Le caritatif bisounours en prend aussi pour son grade lorsqu’il termine sur l’évocation de Romain, l’adolescent cancéreux qui roula dans la farine l’association Make a wish, et se paie le luxe – en hommage au panache de ce dernier– de faire « une quenelle dans le fion de la peur ». Il fait alors chanter « Hollande l’entends tu, qui se glisse dans ton c… la quenelle… » à tout son public, comme Le Luron en son temps faisait chanter « L’emmerdant, c’est la rose... ». A la manière d’un formidable Bruant nègre, il dresse le rire (faute de mieux) devant la duplicité du pouvoir en place, qui feint de ne jamais assumer la brutalité de son autorité et l’hypocrisie de sa compassion à géométrie variable. On pense à la querelle entre Molière et les faux-dévots, à l’interdiction dont l’histoire littéraire nous apprit qu’elle fut si vaine du Tartuffe, et l’on se demande sous quelles conditions Valls, prétendument si habile communicant, a pu tomber si stupidement dans le piège du soutien inconditionnel aux desiderata du  CRIF.
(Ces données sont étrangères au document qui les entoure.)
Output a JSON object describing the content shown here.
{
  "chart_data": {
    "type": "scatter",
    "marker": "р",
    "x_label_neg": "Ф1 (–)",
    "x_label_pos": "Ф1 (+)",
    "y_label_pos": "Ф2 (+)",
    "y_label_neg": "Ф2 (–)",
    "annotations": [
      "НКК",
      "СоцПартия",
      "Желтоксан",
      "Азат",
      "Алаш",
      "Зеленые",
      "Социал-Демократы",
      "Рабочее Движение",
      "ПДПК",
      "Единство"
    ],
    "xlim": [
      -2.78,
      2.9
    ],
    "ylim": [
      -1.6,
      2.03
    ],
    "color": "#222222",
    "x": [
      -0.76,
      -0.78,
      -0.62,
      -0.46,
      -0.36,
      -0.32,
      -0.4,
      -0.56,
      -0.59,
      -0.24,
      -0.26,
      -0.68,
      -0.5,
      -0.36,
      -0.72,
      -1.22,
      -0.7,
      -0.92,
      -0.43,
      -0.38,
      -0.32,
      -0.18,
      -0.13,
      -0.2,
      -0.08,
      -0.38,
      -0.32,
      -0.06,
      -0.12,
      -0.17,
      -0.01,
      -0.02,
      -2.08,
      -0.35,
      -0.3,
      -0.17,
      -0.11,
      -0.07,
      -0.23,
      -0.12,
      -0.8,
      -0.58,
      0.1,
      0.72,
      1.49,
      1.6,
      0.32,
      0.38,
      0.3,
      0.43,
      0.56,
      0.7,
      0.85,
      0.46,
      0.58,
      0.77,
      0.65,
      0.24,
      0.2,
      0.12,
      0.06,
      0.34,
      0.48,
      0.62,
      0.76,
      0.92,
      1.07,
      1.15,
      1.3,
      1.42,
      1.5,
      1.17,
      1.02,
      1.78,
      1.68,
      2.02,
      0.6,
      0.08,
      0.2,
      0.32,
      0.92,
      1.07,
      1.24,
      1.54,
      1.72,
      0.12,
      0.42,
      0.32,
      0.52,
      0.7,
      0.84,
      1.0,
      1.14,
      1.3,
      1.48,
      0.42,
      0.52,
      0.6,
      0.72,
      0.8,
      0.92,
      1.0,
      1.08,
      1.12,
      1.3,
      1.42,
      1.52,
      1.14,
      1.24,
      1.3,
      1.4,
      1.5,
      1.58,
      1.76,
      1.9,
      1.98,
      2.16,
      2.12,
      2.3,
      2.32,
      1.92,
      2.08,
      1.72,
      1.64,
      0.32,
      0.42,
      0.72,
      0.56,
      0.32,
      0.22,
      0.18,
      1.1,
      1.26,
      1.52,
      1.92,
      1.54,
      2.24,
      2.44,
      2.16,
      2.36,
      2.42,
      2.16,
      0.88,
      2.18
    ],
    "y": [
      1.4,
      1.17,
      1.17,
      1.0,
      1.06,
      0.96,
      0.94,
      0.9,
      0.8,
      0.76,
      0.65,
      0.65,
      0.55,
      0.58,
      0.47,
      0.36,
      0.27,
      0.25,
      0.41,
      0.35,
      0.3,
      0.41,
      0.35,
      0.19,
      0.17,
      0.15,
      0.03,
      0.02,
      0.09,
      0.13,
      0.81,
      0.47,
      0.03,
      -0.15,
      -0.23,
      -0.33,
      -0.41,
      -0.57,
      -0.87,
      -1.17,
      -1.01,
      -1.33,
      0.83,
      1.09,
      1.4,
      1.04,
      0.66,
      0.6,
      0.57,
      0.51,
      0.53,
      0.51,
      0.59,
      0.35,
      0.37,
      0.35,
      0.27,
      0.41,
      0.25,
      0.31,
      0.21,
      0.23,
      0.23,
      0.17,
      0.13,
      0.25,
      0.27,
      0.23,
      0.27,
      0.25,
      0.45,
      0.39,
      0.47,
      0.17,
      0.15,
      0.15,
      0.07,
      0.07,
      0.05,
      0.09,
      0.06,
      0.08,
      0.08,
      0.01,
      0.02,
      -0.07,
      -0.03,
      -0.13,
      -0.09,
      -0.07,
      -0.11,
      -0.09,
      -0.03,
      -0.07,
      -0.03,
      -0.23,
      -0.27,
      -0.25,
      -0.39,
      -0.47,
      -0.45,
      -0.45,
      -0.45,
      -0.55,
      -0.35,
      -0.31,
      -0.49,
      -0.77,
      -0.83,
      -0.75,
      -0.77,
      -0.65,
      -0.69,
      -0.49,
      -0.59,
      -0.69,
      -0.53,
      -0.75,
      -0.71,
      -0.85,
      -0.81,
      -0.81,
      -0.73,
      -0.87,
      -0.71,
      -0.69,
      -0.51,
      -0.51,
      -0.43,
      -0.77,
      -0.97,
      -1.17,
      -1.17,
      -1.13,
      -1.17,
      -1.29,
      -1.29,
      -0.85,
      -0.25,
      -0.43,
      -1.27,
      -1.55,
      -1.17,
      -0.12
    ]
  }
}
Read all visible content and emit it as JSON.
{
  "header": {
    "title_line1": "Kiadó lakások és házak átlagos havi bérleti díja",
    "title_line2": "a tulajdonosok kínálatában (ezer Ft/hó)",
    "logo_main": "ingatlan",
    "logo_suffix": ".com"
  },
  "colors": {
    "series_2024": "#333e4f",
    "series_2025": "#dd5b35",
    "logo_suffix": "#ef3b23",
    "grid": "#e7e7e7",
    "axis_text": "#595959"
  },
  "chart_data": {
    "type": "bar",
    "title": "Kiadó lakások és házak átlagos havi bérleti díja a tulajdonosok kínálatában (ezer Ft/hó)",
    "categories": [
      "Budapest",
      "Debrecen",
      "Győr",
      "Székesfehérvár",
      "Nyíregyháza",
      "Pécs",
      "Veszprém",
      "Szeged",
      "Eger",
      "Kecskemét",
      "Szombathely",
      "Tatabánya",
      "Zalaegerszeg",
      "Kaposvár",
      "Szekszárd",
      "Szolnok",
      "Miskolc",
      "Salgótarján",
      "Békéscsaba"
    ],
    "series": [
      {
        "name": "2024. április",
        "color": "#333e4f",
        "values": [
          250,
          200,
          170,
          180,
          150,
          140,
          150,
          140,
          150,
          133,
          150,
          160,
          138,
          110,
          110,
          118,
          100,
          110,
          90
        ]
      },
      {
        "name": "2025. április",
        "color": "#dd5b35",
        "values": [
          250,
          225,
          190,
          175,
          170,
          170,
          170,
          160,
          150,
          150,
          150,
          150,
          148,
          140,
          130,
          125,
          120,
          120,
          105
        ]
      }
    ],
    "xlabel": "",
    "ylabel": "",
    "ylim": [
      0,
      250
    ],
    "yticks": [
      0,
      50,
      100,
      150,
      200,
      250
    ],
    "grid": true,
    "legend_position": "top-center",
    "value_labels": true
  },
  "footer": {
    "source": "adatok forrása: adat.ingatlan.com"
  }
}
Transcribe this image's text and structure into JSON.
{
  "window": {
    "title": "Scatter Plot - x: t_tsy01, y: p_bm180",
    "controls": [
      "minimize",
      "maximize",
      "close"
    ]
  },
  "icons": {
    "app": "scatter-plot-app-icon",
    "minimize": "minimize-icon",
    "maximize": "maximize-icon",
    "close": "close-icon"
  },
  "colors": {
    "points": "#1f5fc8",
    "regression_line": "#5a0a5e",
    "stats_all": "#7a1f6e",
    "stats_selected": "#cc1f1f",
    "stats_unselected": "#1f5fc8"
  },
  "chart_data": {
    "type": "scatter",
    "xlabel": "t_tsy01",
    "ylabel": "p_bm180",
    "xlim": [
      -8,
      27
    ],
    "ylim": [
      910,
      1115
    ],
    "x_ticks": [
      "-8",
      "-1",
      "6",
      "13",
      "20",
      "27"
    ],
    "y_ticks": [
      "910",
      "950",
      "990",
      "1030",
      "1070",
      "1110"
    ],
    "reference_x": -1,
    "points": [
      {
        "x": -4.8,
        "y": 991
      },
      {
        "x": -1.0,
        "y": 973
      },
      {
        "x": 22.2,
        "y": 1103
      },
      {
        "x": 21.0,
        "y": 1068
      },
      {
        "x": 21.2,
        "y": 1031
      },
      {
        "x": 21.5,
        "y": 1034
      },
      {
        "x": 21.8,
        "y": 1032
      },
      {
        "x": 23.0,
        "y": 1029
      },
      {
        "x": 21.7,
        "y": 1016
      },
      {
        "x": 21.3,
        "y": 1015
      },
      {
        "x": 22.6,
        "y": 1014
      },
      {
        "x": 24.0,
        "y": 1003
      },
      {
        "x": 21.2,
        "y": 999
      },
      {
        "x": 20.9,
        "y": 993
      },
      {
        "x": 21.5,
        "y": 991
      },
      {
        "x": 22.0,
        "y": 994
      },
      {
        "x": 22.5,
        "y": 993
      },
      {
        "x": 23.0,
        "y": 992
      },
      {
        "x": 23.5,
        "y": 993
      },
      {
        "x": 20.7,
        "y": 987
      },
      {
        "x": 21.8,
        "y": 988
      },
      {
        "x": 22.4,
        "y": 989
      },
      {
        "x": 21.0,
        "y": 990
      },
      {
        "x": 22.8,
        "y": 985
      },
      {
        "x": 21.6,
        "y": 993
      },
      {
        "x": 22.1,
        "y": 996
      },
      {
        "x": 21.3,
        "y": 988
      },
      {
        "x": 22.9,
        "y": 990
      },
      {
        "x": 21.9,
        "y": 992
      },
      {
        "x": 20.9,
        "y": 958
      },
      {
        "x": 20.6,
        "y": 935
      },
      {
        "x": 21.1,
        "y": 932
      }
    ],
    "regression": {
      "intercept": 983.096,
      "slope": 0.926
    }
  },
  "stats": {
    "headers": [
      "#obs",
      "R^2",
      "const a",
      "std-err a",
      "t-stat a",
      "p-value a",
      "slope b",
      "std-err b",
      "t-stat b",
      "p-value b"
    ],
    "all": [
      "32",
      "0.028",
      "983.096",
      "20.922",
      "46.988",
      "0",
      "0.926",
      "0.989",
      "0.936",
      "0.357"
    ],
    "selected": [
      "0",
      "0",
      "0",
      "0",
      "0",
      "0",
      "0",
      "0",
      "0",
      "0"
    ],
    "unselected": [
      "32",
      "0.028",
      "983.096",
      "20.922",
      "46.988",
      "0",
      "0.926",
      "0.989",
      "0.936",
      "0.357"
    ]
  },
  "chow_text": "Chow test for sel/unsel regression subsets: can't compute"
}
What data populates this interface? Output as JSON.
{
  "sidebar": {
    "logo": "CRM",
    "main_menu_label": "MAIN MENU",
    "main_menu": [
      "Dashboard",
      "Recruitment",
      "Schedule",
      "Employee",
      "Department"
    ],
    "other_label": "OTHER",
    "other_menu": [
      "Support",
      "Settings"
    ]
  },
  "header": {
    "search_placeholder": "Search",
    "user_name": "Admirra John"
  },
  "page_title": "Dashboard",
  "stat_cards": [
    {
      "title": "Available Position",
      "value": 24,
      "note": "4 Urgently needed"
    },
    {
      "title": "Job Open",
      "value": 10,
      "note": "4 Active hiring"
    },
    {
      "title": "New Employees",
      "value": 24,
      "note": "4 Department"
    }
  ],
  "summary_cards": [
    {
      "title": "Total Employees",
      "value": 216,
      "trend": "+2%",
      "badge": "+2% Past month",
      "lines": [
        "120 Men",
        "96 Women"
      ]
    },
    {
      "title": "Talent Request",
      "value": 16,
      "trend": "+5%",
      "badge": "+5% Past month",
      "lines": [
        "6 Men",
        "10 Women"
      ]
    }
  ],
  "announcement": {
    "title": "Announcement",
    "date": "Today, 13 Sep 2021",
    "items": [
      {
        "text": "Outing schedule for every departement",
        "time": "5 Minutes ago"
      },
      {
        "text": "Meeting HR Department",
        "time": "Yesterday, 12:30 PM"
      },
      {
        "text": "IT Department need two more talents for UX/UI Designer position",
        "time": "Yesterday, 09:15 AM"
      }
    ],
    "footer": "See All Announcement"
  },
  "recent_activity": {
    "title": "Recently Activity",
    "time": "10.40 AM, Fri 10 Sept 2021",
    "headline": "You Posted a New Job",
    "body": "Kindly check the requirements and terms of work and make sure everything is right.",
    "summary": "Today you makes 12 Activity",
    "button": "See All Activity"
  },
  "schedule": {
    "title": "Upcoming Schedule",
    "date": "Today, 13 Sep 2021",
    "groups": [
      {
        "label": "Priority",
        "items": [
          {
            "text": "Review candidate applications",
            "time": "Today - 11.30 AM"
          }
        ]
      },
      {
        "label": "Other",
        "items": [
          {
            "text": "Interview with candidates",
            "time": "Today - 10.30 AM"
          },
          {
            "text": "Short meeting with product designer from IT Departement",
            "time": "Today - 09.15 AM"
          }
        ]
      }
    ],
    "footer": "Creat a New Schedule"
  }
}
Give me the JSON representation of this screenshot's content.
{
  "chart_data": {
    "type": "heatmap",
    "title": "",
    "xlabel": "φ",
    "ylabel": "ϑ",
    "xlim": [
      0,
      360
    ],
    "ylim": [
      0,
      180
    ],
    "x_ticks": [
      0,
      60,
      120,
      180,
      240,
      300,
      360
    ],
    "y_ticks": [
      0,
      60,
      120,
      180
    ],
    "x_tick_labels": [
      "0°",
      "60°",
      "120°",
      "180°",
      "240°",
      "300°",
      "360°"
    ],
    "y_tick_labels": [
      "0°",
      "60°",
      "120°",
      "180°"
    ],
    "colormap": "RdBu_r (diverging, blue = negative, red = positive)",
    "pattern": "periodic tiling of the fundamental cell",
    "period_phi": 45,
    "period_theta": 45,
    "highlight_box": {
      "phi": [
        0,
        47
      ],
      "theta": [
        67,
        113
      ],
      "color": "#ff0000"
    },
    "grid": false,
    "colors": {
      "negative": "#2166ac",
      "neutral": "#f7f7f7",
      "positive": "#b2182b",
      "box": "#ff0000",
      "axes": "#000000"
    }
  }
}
Pendant ce temps là, justement, le même Premier Ministre s’inquiète du risque qui «existe que Marine le Pen soit présente au second tour ». Ha ha ! Ce qui existe, il l'a parfaitement compris, c’est le risque qu’un socialiste (en l’occurrence lui-même) ne s'y trouve pas ! Car c’est une erreur, une grossière erreur à long terme, la pire que puisse faire un  politique, de s’en prendre à un comique populaire.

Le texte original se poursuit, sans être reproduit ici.